Dışişleri Bakanı Ahmet Davutoğlu'nun bunun bir hasmane tutum olduğunu Yunanistanlı mevkidaşına ilettiğini anlatan Arınç, Başbakan Erdoğan'ın da bugün Yunanistan Başbakanı'nı arayacağını kaydetti. Arınç şunları söyledi:
"Katar'a hareketinden önce Sayın Başbakanımız Yunanistan Başbakanı'nı telefonla arayacaktır. Bu bilgiye sahibim. Ve kendisine bunun parlamentodan geçmemesi, geçmiş ise Cumhurbaşkanı'nca iade edilmesi konusunda da tavsiyede bulunacaktır. Bizim Türkiye'de yaptıklarımıza bakarak Yunanistan'da Türk ve Müslüman azınlığa yapılanları yan yana getirmek mümkün değildir.
Evet hükümetimizin bir kararı şudur; insan hakları ne ise, özgürlükler ne ise, burada mukabele şartını aramadan biz gereğini yapacağız. Ama bizim bu kadar yaptığımız işin karşılığında Batı Trakya'da yaşayan bir avuç Müslüman Türk azınlığa reva görülen bu tutumu da kabul etmemiz mümkün değildir. Öncelikle bizden Heybeliada Ruhban Okulu'nun açılmasını isteyenler bir de bu tarafa baksınlar, ondan bu sonra bu taleplerinde kendilerini ciddi bulalım."
"SÖZLEŞMELİLERE ŞU AŞAMADA VERİLECEK BİR CEVABIMIZ YOK"

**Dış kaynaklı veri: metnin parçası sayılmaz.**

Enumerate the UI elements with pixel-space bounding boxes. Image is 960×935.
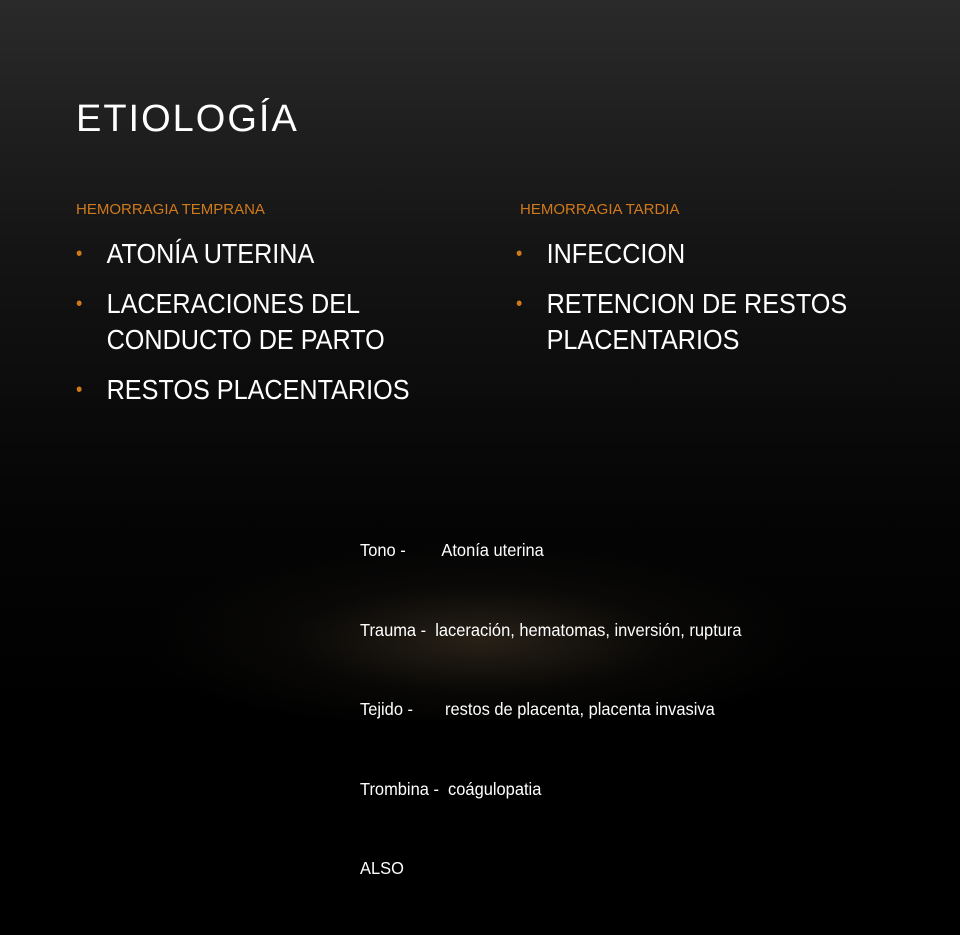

Bülent Arınç, belediyelerde çalışan 18 bin sözleşmelinin yanı sıra diğer tüm sözleşmelileri de kadroya geçirecek bir çalışmanın olup olmadığı ve bu konunun gündeme gelip gelmediğine yönelik bir soru üzerine ise, Bakan Faruk Çelik'in bu konuyla ilgili bir sunum yaptığını söyledi. Bu konu üzerinde daha çok çalışılması gerektiğini belirten Arınç, "Onlara şu aşamada verilecek bir cevabımız yok. Bu konuyu bütünüyle ele aldık, bütünüyle de sonuçlandırmak istiyoruz. Umarım bundan sonraki Bakanlar Kurulu toplantılarında; hemen önümüzdeki değil, belki ondan sonra ki toplantılarda konu hakkında bir çözüme varacağız" diye konuştu.